Elle se caractérise par une grande hétérogénéité. Hétérogénéité des auteurs : journalistes, chercheurs, étudiants, informaticiens, sociologues, acteurs historiques d’Internet, amateurs et internautes passionnés, cadres commerciaux, l’histoire du réseau intéresse de multiples catégories d’auteurs. Diversité des écrits : articles, ouvrages, textes assez bref sur le web, chronologies diverses, témoignages, interviews, textes publicitaires... Mais cette diversité contraste avec une certaine uniformité des contenus, dans l’historiographie « grand-public » du moins.

D’où le statut quelque peu problématique de cet ensemble historiographique : discours d’accompagnement, « imaginaire technique », récit mythique, enquête journalistique ou bien recherche historienne ? L’historiographie d’Internet est tout cela à la fois et il n’est pas toujours facile de s’y retrouver. Deux grands traits peuvent la caractériser :

- son caractère auto-référentiel

- sa fonction de mise en récit collective

1.2.1 Une histoire auto-référentielle

L’on sait à quel point Internet est un « média » global, autosuffisant, dont la finalité se trouve en lui-même et ce, dès l’origine : le réseau sert avant tout à communiquer par et pour le réseau et les innombrables avancées techniques trouvent leur légitimation sur le réseau lui-même.

Ce caractère auto-référentiel du réseau des réseaux, pointé par de nombreux observateurs et qui en constitue l’un des traits majeurs, ne pouvait pas ne pas s’appliquer également à sa propre histoire. De deux manières :

- par l’explosion, sur le réseau lui-même, des sites consacrés, en partie ou en totalité, à l’évocation des origines. 17

17

Pour exemple, une requête simple sur Alta Vista, réalisée le 18 février 2000, avec le mot-clé « ARPANET » donne, pour résultat, 25 859 pages web ! Si l’on demande : +ARPANET +history, Alta Vista trouve 2 796 pages. L’explosion historiographique n’est pas un vain mot...

- par les témoignages, de plus en plus nombreux, des acteurs d’Internet eux-mêmes, qui sont pour la plupart toujours vivants, occupant des responsabilités importantes. Ces acteurs (ingénieurs, professeurs, administrateurs), qui ont souvent leur propre site, sont cités par les nombreux internautes passionnés, qui tentent ici et là de recueillir les bribes du « grand récit » des origines.

Internet constitue ainsi sa propre ressource pour toute histoire à réaliser, et ce travail en est une preuve supplémentaire.

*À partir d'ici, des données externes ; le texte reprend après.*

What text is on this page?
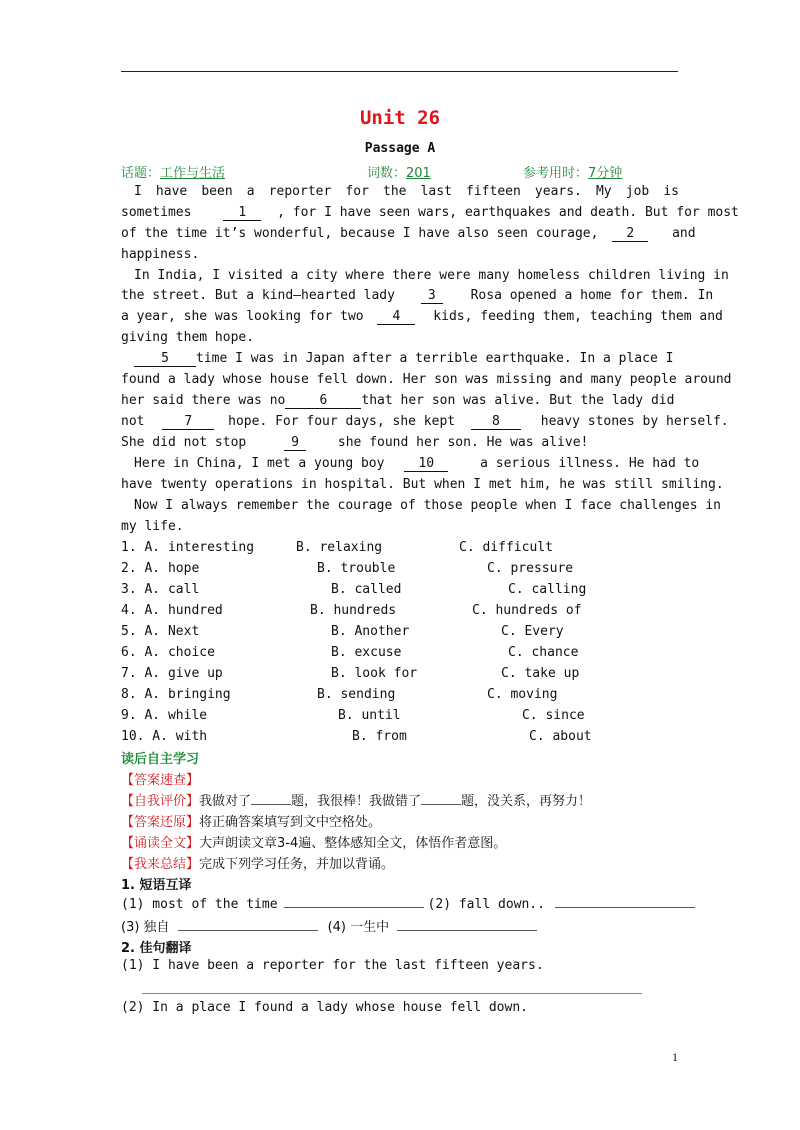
Unit 26
Passage A
话题：工作与生活	词数：201	参考用时：7分钟
I have been a reporter for the last fifteen years. My job is
sometimes	1 , for I have seen wars, earthquakes and death. But for most
of the time it’s wonderful, because I have also seen courage, 2	and
happiness.
In India, I visited a city where there were many homeless children living in
the street. But a kind–hearted lady	3	Rosa opened a home for them. In
a year, she was looking for two 4	kids, feeding them, teaching them and
giving them hope.
5 time I was in Japan after a terrible earthquake. In a place I
found a lady whose house fell down. Her son was missing and many people around
her said there was no	6	that her son was alive. But the lady did
not	7	hope. For four days, she kept	8	heavy stones by herself.
She did not stop	9	she found her son. He was alive!
Here in China, I met a young boy	10	a serious illness. He had to
have twenty operations in hospital. But when I met him, he was still smiling.
Now I always remember the courage of those people when I face challenges in
my life.
1. A. interesting	B. relaxing	C. difficult
2. A. hope	B. trouble	C. pressure
3. A. call	B. called	C. calling
4. A. hundred	B. hundreds	C. hundreds of
5. A. Next	B. Another	C. Every
6. A. choice	B. excuse	C. chance
7. A. give up	B. look for	C. take up
8. A. bringing	B. sending	C. moving
9. A. while	B. until	C. since
10. A. with	B. from	C. about
读后自主学习
【答案速查】
【自我评价】我做对了	题，我很棒！我做错了	题，没关系，再努力！
【答案还原】将正确答案填写到文中空格处。
【诵读全文】大声朗读文章3-4遍、整体感知全文，体悟作者意图。
【我来总结】完成下列学习任务，并加以背诵。
1. 短语互译
(1) most of the time	(2) fall down..
(3) 独自	(4) 一生中
2. 佳句翻译
(1) I have been a reporter for the last fifteen years.
(2) In a place I found a lady whose house fell down.
1
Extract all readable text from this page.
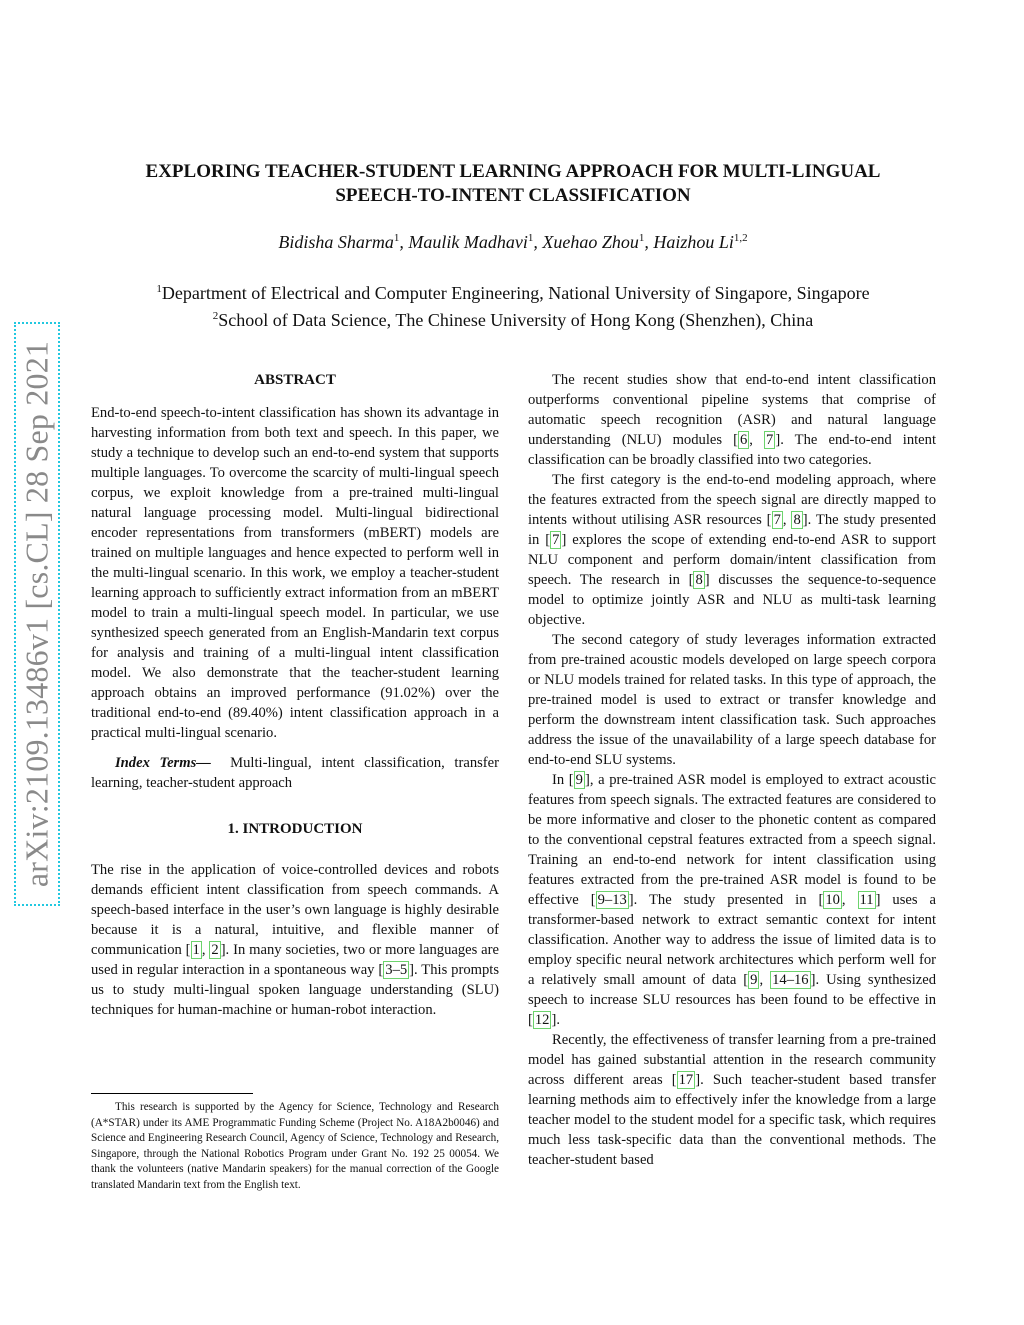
arXiv:2109.13486v1 [cs.CL] 28 Sep 2021
EXPLORING TEACHER-STUDENT LEARNING APPROACH FOR MULTI-LINGUAL
SPEECH-TO-INTENT CLASSIFICATION
Bidisha Sharma$^1$, Maulik Madhavi$^1$, Xuehao Zhou$^1$, Haizhou Li$^{1,2}$
$^1$Department of Electrical and Computer Engineering, National University of Singapore, Singapore
$^2$School of Data Science, The Chinese University of Hong Kong (Shenzhen), China

ABSTRACT

End-to-end speech-to-intent classification has shown its advantage in harvesting information from both text and speech. In this paper, we study a technique to develop such an end-to-end system that supports multiple languages. To overcome the scarcity of multi-lingual speech corpus, we exploit knowledge from a pre-trained multi-lingual natural language processing model. Multi-lingual bidirectional encoder representations from transformers (mBERT) models are trained on multiple languages and hence expected to perform well in the multi-lingual scenario. In this work, we employ a teacher-student learning approach to sufficiently extract information from an mBERT model to train a multi-lingual speech model. In particular, we use synthesized speech generated from an English-Mandarin text corpus for analysis and training of a multi-lingual intent classification model. We also demonstrate that the teacher-student learning approach obtains an improved performance (91.02%) over the traditional end-to-end (89.40%) intent classification approach in a practical multi-lingual scenario.

Index Terms— Multi-lingual, intent classification, transfer learning, teacher-student approach

1. INTRODUCTION

The rise in the application of voice-controlled devices and robots demands efficient intent classification from speech commands. A speech-based interface in the user’s own language is highly desirable because it is a natural, intuitive, and flexible manner of communication [ 1 , 2 ]. In many societies, two or more languages are used in regular interaction in a spontaneous way [ 3–5 ]. This prompts us to study multi-lingual spoken language understanding (SLU) techniques for human-machine or human-robot interaction.

This research is supported by the Agency for Science, Technology and Research (A*STAR) under its AME Programmatic Funding Scheme (Project No. A18A2b0046) and Science and Engineering Research Council, Agency of Science, Technology and Research, Singapore, through the National Robotics Program under Grant No. 192 25 00054. We thank the volunteers (native Mandarin speakers) for the manual correction of the Google translated Mandarin text from the English text.

The recent studies show that end-to-end intent classification outperforms conventional pipeline systems that comprise of automatic speech recognition (ASR) and natural language understanding (NLU) modules [ 6 , 7 ]. The end-to-end intent classification can be broadly classified into two categories.

The first category is the end-to-end modeling approach, where the features extracted from the speech signal are directly mapped to intents without utilising ASR resources [ 7 , 8 ]. The study presented in [ 7 ] explores the scope of extending end-to-end ASR to support NLU component and perform domain/intent classification from speech. The research in [ 8 ] discusses the sequence-to-sequence model to optimize jointly ASR and NLU as multi-task learning objective.

The second category of study leverages information extracted from pre-trained acoustic models developed on large speech corpora or NLU models trained for related tasks. In this type of approach, the pre-trained model is used to extract or transfer knowledge and perform the downstream intent classification task. Such approaches address the issue of the unavailability of a large speech database for end-to-end SLU systems.

In [ 9 ], a pre-trained ASR model is employed to extract acoustic features from speech signals. The extracted features are considered to be more informative and closer to the phonetic content as compared to the conventional cepstral features extracted from a speech signal. Training an end-to-end network for intent classification using features extracted from the pre-trained ASR model is found to be effective [ 9–13 ]. The study presented in [ 10 , 11 ] uses a transformer-based network to extract semantic context for intent classification. Another way to address the issue of limited data is to employ specific neural network architectures which perform well for a relatively small amount of data [ 9 , 14–16 ]. Using synthesized speech to increase SLU resources has been found to be effective in [ 12 ].

Recently, the effectiveness of transfer learning from a pre-trained model has gained substantial attention in the research community across different areas [ 17 ]. Such teacher-student based transfer learning methods aim to effectively infer the knowledge from a large teacher model to the student model for a specific task, which requires much less task-specific data than the conventional methods. The teacher-student based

Dans les multiples chantiers de recherche ouverts par Internet dans les années à venir, l’étude de la constitution du récit historiographique, ou la sécrétion par le réseau lui-même de sa propre histoire, souvent confondue avec son développement en cours, pourrait représenter un champ de recherche tout à fait intéressant. Car il s’agit d’un phénomène inédit par son ampleur, dans lequel le développement d’un média est accompagné, scandé par une histoire, qui n’a jamais autant joué le rôle de discours de légitimation.

1.2.2 La mise en récit ou la légende d’Internet

Chaque innovation suscite une floraison de « discours d’accompagnement », servant à légitimer les choix des acteurs, à orienter les usages, à justifier l’innovation. Ou au contraire à décrier, à en dénoncer les effets jugés nocifs.

Internet, moins que toute autre innovation, n’échappe à la règle et l’essor du réseau des réseaux s’est toujours accompagné des discours de légitimation les plus variés. Ce qui nous intéresse ici, c’est cette fonction de « mise en récit » que joue une partie de l’historiographie d’Internet. Plusieurs sites, américains pour la plupart, évoquent ainsi avec des accents lyriques la naissance d’Internet, comparée à la « dernière frontière » et porteuse de toutes les utopies.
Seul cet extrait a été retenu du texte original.